The Ministry of Finance will take the needed regulative reforms to turn the General Pension and Social Security Authority (GPSSA) into an investment entity, the Minister of Finance Mohamed Moeit said on Tuesday evening during an event organised by the Canada-Egypt Business Council (CEBC).
The government’s financial situation is strong as the Ministry of Finance will repay EGP 1.3tn to pension funds affiliated to the Ministry of Social Solidarity over seven years, the minister highlighted, explaining that EGP 160bn of the total sum will be repaid in the fiscal year (FY) 2019/20 and more EGP 170bn in FY 2020/21.
“I agreed with the International Monetary Fund (IMF) to comprehensively develop the pension system to make it contribute to the economy as is the case in many countries,” Moeit stated.
He asserted his ministry’s commitment to implement the current taxation policy “without sudden changes” in line with the growing tax collection and attempts to integrate the informal sector in the economy.
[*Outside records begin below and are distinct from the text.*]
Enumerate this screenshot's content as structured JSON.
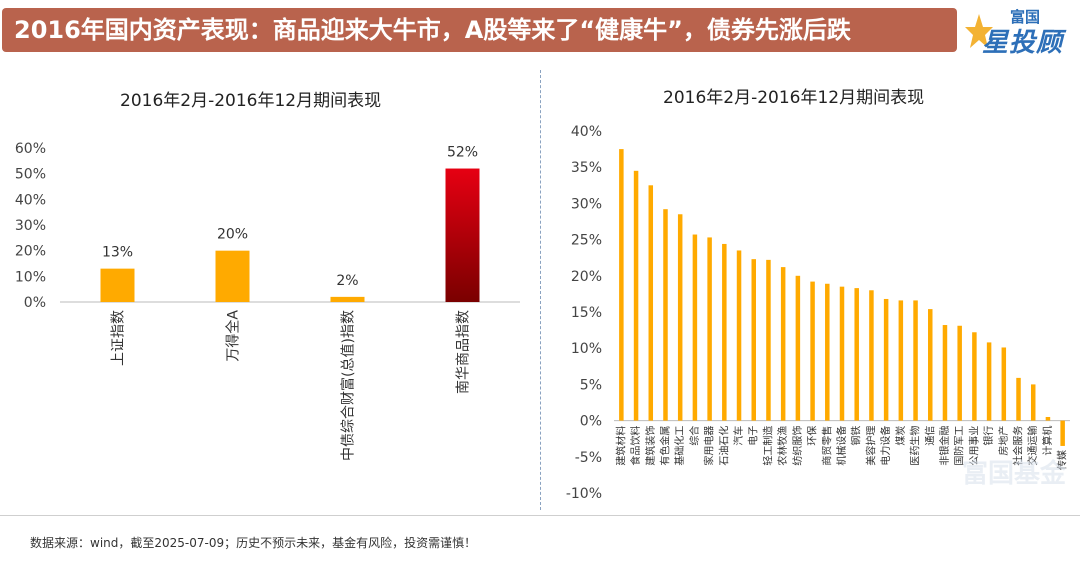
{
  "header": {
    "title": "2016年国内资产表现：商品迎来大牛市，A股等来了“健康牛”，债券先涨后跌",
    "logo_top": "富国",
    "logo_main": "星投顾",
    "bar_color": "#b9634d",
    "logo_color": "#2d6fb8"
  },
  "footer": {
    "source": "数据来源：wind，截至2025-07-09；历史不预示未来，基金有风险，投资需谨慎！"
  },
  "watermark": "富国基金",
  "chart_data": [
    {
      "type": "bar",
      "title": "2016年2月-2016年12月期间表现",
      "categories": [
        "上证指数",
        "万得全A",
        "中债综合财富(总值)指数",
        "南华商品指数"
      ],
      "values": [
        13,
        20,
        2,
        52
      ],
      "data_labels": [
        "13%",
        "20%",
        "2%",
        "52%"
      ],
      "ylim": [
        0,
        60
      ],
      "yticks": [
        "0%",
        "10%",
        "20%",
        "30%",
        "40%",
        "50%",
        "60%"
      ],
      "colors": [
        "#ffaa00",
        "#ffaa00",
        "#ffaa00",
        "gradient-red"
      ],
      "grid": false
    },
    {
      "type": "bar",
      "title": "2016年2月-2016年12月期间表现",
      "categories": [
        "建筑材料",
        "食品饮料",
        "建筑装饰",
        "有色金属",
        "基础化工",
        "综合",
        "家用电器",
        "石油石化",
        "汽车",
        "电子",
        "轻工制造",
        "农林牧渔",
        "纺织服饰",
        "环保",
        "商贸零售",
        "机械设备",
        "钢铁",
        "美容护理",
        "电力设备",
        "煤炭",
        "医药生物",
        "通信",
        "非银金融",
        "国防军工",
        "公用事业",
        "银行",
        "房地产",
        "社会服务",
        "交通运输",
        "计算机",
        "传媒"
      ],
      "values": [
        37.5,
        34.5,
        32.5,
        29.2,
        28.5,
        25.7,
        25.3,
        24.4,
        23.5,
        22.3,
        22.2,
        21.2,
        20.0,
        19.2,
        18.9,
        18.5,
        18.3,
        18.0,
        16.8,
        16.6,
        16.6,
        15.4,
        13.2,
        13.1,
        12.2,
        10.8,
        10.1,
        5.9,
        5.0,
        0.5,
        -3.5
      ],
      "ylim": [
        -10,
        40
      ],
      "yticks": [
        "-10%",
        "-5%",
        "0%",
        "5%",
        "10%",
        "15%",
        "20%",
        "25%",
        "30%",
        "35%",
        "40%"
      ],
      "colors": [
        "#ffaa00"
      ],
      "grid": false
    }
  ]
}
“We would like to build trust with tax payers. No amendments to any of the taxation laws will be made without social dialogue,” he assured.
I agreed with the Micro, Small, and Medium Enterprises Development Agency (MSMEDA) to be the only governmental entity that is responsible for issuing licenses to MSMEs. The small businesspersons will only deal with MSMEDA, the minister stated.
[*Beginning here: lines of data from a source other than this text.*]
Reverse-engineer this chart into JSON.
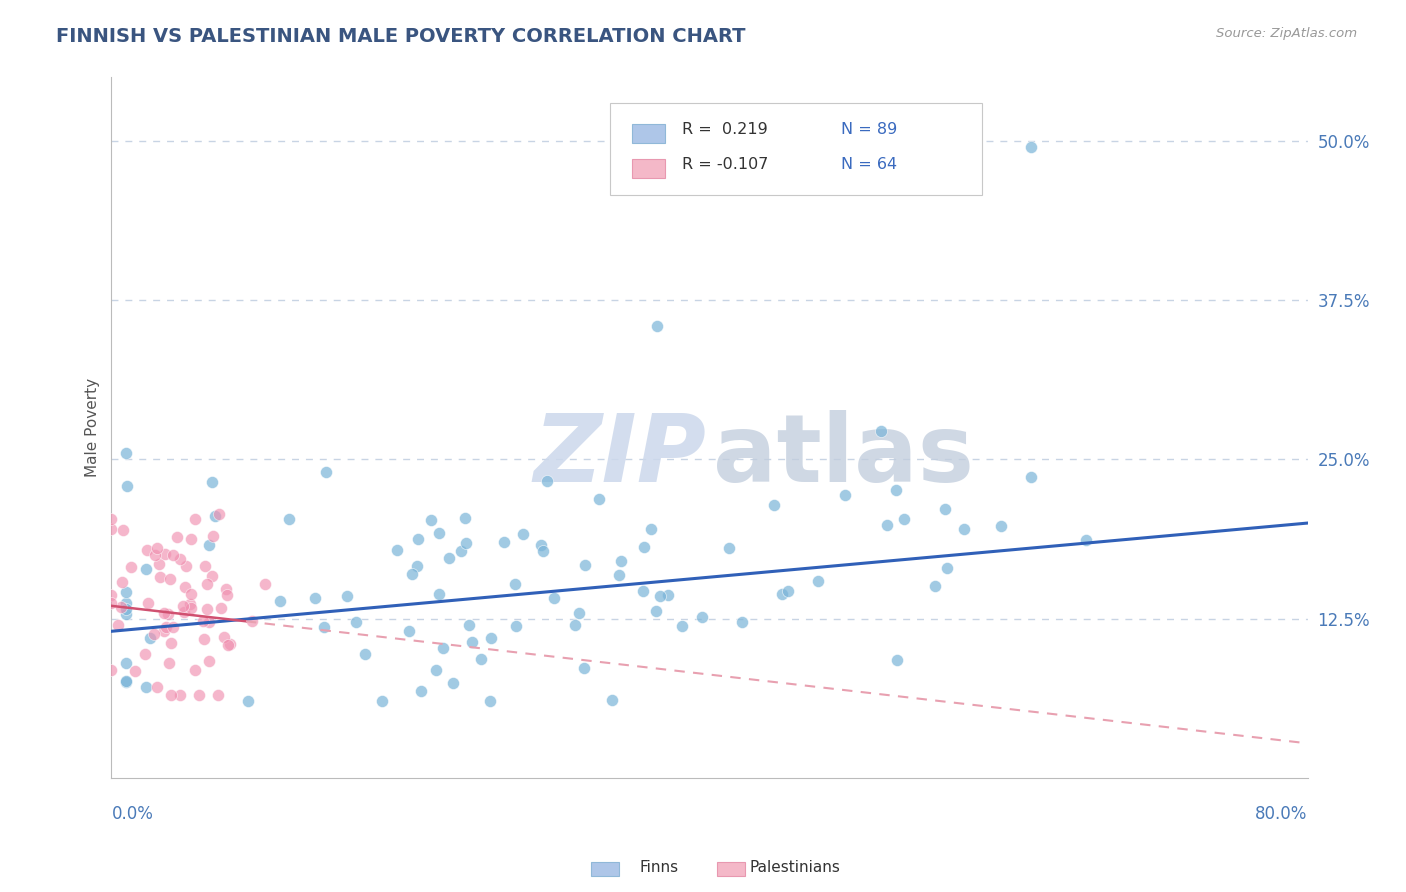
{
  "title": "FINNISH VS PALESTINIAN MALE POVERTY CORRELATION CHART",
  "source": "Source: ZipAtlas.com",
  "ylabel": "Male Poverty",
  "ytick_labels": [
    "12.5%",
    "25.0%",
    "37.5%",
    "50.0%"
  ],
  "ytick_values": [
    0.125,
    0.25,
    0.375,
    0.5
  ],
  "xmin": 0.0,
  "xmax": 0.8,
  "ymin": 0.0,
  "ymax": 0.55,
  "finns_R": 0.219,
  "finns_N": 89,
  "palestinians_R": -0.107,
  "palestinians_N": 64,
  "finn_color": "#7ab4d8",
  "finn_legend_color": "#aec6e8",
  "palestinian_color": "#f090b0",
  "palestinian_legend_color": "#f4b8c8",
  "grid_color": "#c8d4e4",
  "trend_finn_color": "#3060b8",
  "trend_pal_solid_color": "#d05070",
  "trend_pal_dash_color": "#e8a0b0",
  "background_color": "#ffffff",
  "title_color": "#3a5580",
  "source_color": "#999999",
  "axis_label_color": "#4a7ab8",
  "ylabel_color": "#555555",
  "legend_text_color": "#333333",
  "legend_value_color": "#3a6abf",
  "watermark_zip_color": "#ccd8ec",
  "watermark_atlas_color": "#c0ccdc"
}
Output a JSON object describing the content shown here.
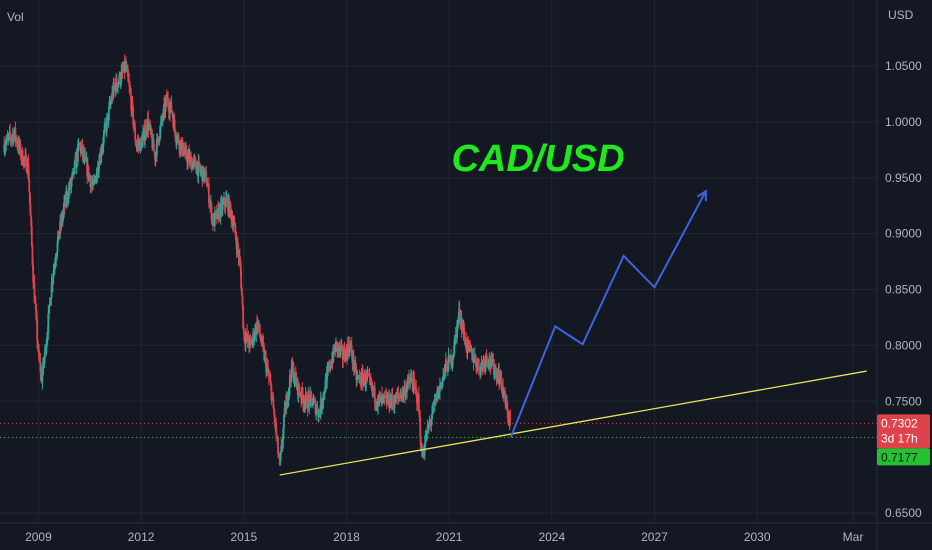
{
  "chart_data": {
    "type": "line",
    "title": "CAD/USD",
    "volume_label": "Vol",
    "currency_label": "USD",
    "x_labels": [
      "2009",
      "2012",
      "2015",
      "2018",
      "2021",
      "2024",
      "2027",
      "2030",
      "Mar"
    ],
    "y_ticks": [
      1.05,
      1.0,
      0.95,
      0.9,
      0.85,
      0.8,
      0.75,
      0.65
    ],
    "y_tick_labels": [
      "1.0500",
      "1.0000",
      "0.9500",
      "0.9000",
      "0.8500",
      "0.8000",
      "0.7500",
      "0.6500"
    ],
    "ylim": [
      0.633,
      1.086
    ],
    "xlim": [
      2008.2,
      2033.2
    ],
    "grid": true,
    "price_series": {
      "name": "CAD/USD",
      "points": [
        [
          2008.0,
          0.98
        ],
        [
          2008.3,
          0.99
        ],
        [
          2008.5,
          0.97
        ],
        [
          2008.7,
          0.96
        ],
        [
          2008.85,
          0.86
        ],
        [
          2009.0,
          0.79
        ],
        [
          2009.1,
          0.77
        ],
        [
          2009.25,
          0.81
        ],
        [
          2009.4,
          0.86
        ],
        [
          2009.6,
          0.9
        ],
        [
          2009.8,
          0.93
        ],
        [
          2010.0,
          0.95
        ],
        [
          2010.2,
          0.98
        ],
        [
          2010.4,
          0.96
        ],
        [
          2010.6,
          0.94
        ],
        [
          2010.8,
          0.97
        ],
        [
          2011.0,
          1.0
        ],
        [
          2011.2,
          1.03
        ],
        [
          2011.4,
          1.04
        ],
        [
          2011.55,
          1.05
        ],
        [
          2011.7,
          1.02
        ],
        [
          2011.85,
          0.98
        ],
        [
          2012.0,
          0.98
        ],
        [
          2012.2,
          1.0
        ],
        [
          2012.4,
          0.97
        ],
        [
          2012.6,
          1.0
        ],
        [
          2012.75,
          1.02
        ],
        [
          2012.9,
          1.01
        ],
        [
          2013.0,
          0.99
        ],
        [
          2013.3,
          0.97
        ],
        [
          2013.6,
          0.96
        ],
        [
          2013.9,
          0.95
        ],
        [
          2014.1,
          0.91
        ],
        [
          2014.3,
          0.92
        ],
        [
          2014.5,
          0.93
        ],
        [
          2014.7,
          0.91
        ],
        [
          2014.9,
          0.87
        ],
        [
          2015.0,
          0.81
        ],
        [
          2015.2,
          0.8
        ],
        [
          2015.4,
          0.82
        ],
        [
          2015.6,
          0.79
        ],
        [
          2015.8,
          0.76
        ],
        [
          2015.95,
          0.72
        ],
        [
          2016.05,
          0.69
        ],
        [
          2016.2,
          0.74
        ],
        [
          2016.4,
          0.78
        ],
        [
          2016.6,
          0.76
        ],
        [
          2016.8,
          0.75
        ],
        [
          2017.0,
          0.75
        ],
        [
          2017.2,
          0.74
        ],
        [
          2017.5,
          0.78
        ],
        [
          2017.7,
          0.8
        ],
        [
          2017.9,
          0.79
        ],
        [
          2018.1,
          0.8
        ],
        [
          2018.3,
          0.77
        ],
        [
          2018.6,
          0.77
        ],
        [
          2018.9,
          0.75
        ],
        [
          2019.1,
          0.75
        ],
        [
          2019.4,
          0.75
        ],
        [
          2019.7,
          0.76
        ],
        [
          2019.9,
          0.77
        ],
        [
          2020.1,
          0.75
        ],
        [
          2020.2,
          0.7
        ],
        [
          2020.35,
          0.72
        ],
        [
          2020.6,
          0.75
        ],
        [
          2020.9,
          0.78
        ],
        [
          2021.1,
          0.79
        ],
        [
          2021.3,
          0.83
        ],
        [
          2021.5,
          0.8
        ],
        [
          2021.7,
          0.79
        ],
        [
          2021.9,
          0.78
        ],
        [
          2022.1,
          0.79
        ],
        [
          2022.3,
          0.78
        ],
        [
          2022.5,
          0.77
        ],
        [
          2022.7,
          0.74
        ],
        [
          2022.8,
          0.73
        ]
      ]
    },
    "projection_series": {
      "points": [
        [
          2022.8,
          0.7177
        ],
        [
          2024.1,
          0.817
        ],
        [
          2024.9,
          0.801
        ],
        [
          2026.1,
          0.88
        ],
        [
          2027.0,
          0.852
        ],
        [
          2028.5,
          0.938
        ]
      ]
    },
    "trendline": {
      "points": [
        [
          2016.05,
          0.684
        ],
        [
          2033.2,
          0.777
        ]
      ]
    },
    "price_line": {
      "value": 0.7302,
      "label": "0.7302",
      "countdown": "3d 17h"
    },
    "support_line": {
      "value": 0.7177,
      "label": "0.7177"
    }
  },
  "colors": {
    "background": "#141823",
    "grid": "#222633",
    "axis_text": "#b2b5be",
    "candle_up": "#2ea89a",
    "candle_down": "#e0424b",
    "projection": "#3d63e0",
    "trendline": "#e6e05a",
    "price_line": "#e0424b",
    "support_line": "#22c233",
    "title": "#1fe81f"
  }
}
He added that MSMEs will pay very low taxes without checking their financial budgets for three years to further encourage them to enter formal market.
Egypt has suffered from a very tough economic situation before implementing the reform programme that required the authorities to take decisive measures to control it, the minister mentioned.
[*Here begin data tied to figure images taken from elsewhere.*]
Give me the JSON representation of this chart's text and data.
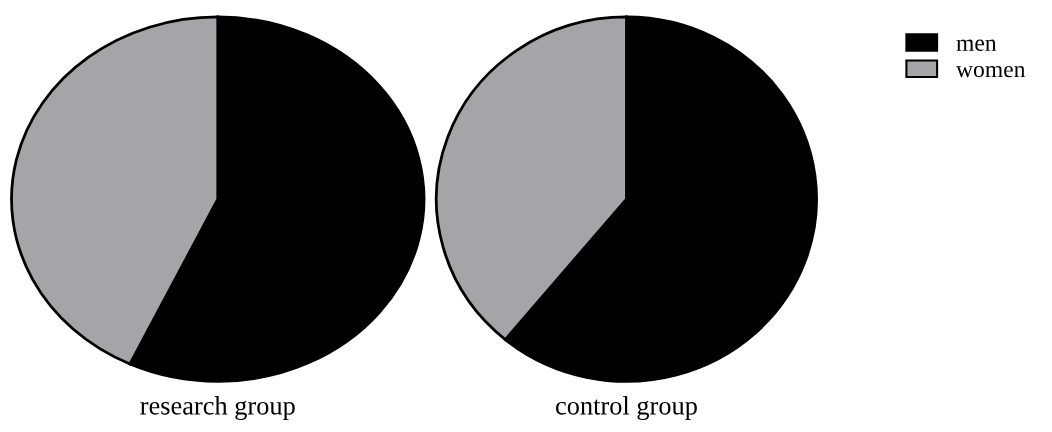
{
  "chart_data": [
    {
      "type": "pie",
      "title": "research group",
      "categories": [
        "men",
        "women"
      ],
      "values": [
        57,
        43
      ],
      "colors": [
        "#000000",
        "#a5a5a8"
      ],
      "legend": "top right"
    },
    {
      "type": "pie",
      "title": "control group",
      "categories": [
        null,
        null
      ],
      "values": [
        61,
        39
      ],
      "colors": [
        "#000000",
        "#a5a5a8"
      ]
    }
  ]
}
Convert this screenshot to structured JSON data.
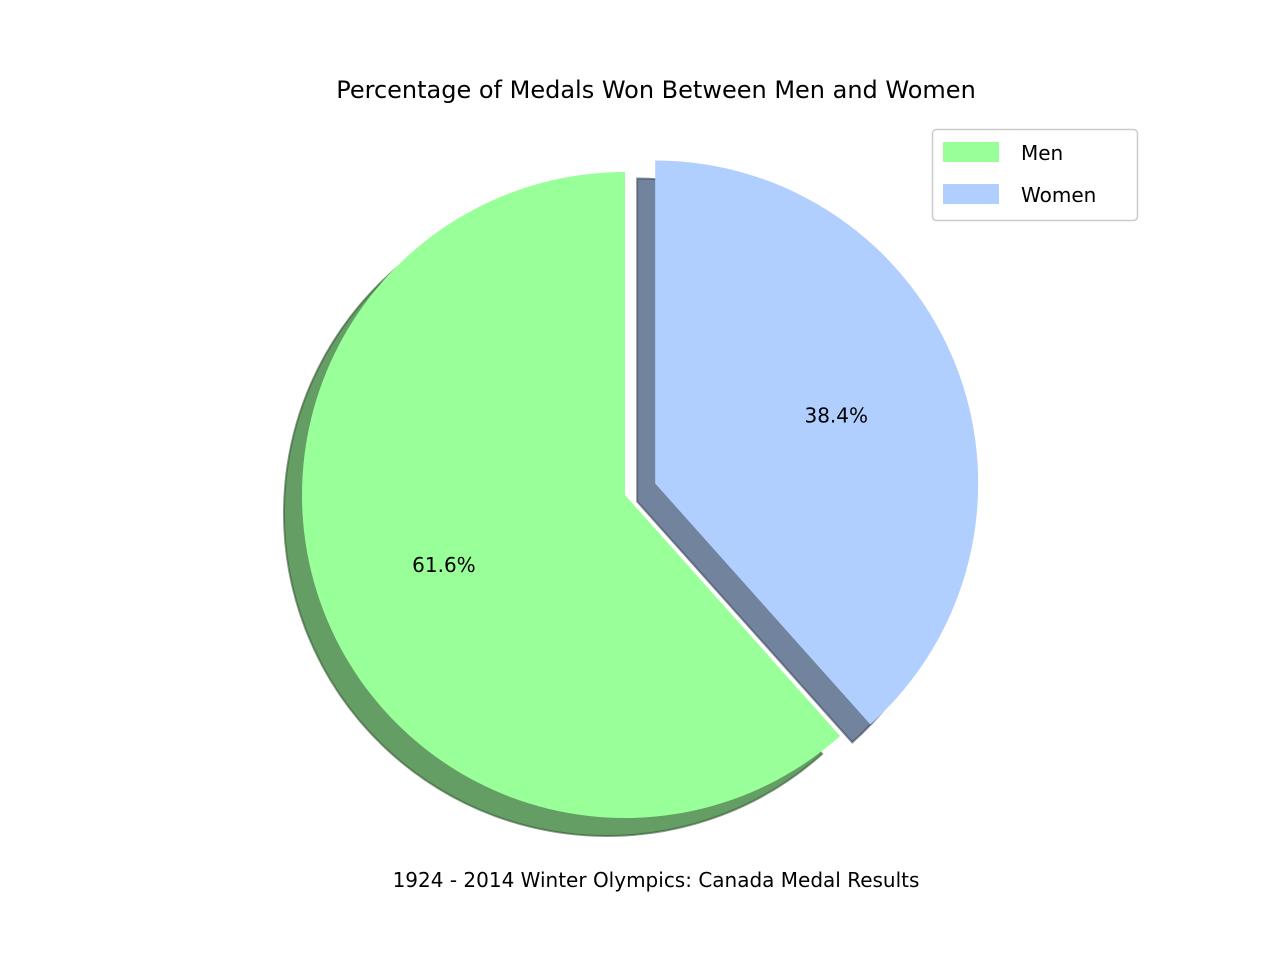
{
  "chart_data": {
    "type": "pie",
    "title": "Percentage of Medals Won Between Men and Women",
    "xlabel": "1924 - 2014 Winter Olympics: Canada Medal Results",
    "categories": [
      "Men",
      "Women"
    ],
    "values": [
      61.6,
      38.4
    ],
    "labels": [
      "61.6%",
      "38.4%"
    ],
    "colors": [
      "#99ff99",
      "#b0cfff"
    ],
    "exploded": [
      "Women"
    ],
    "shadow": true,
    "start_angle_deg": 90,
    "direction": "counterclockwise",
    "legend": {
      "placement": "top-right",
      "entries": [
        "Men",
        "Women"
      ]
    }
  }
}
“When I leave my position, I am sure that Egypt’s economic situation will be better than it was years ago before the programme. The reforms take eight years to be fully implemented and we are in the 6th year now,” Moeit added.
Egypt is expected to achieve more positive indicators over the next couple of years, the minister said, noting that the GDP growth will hike to 7% in FY 2021/22 compared to 6% in FY 2019/20.
Egypt’s GDP growth before the 2011 revolution was at the range of 5-6% which was good, but it was not inclusive and lacks the fair wealth distribution, the minister asserted, adding that after the revolution, the growth was very limited even in negative figures in some periods.
“The advantage of the current 6% GDP growth is that it reaches all areas of the country. There are many road networks that are being implemented and sanitation projects nationwide. All those investments create job opportunities for Egyptians,” the minister explained.
Economic factors that contribute to the current GDP growth positively changed as investment contributes by 2.5% of growth while consumption is decreased, the minister stated.
The government aims at supporting the GDP growth in line with controlling the public budget to decrease the deficit as well as debts, and increase budget revenues, the minister said, noting, “our engine in the next period is encouraging exports, GDP growth, and creating jobs.”
Unemployment figures are declining as well as the budget deficit, the minister shared, adding that his ministry aims to achieve EGP 124bn primary surplus to decrease borrowing needs.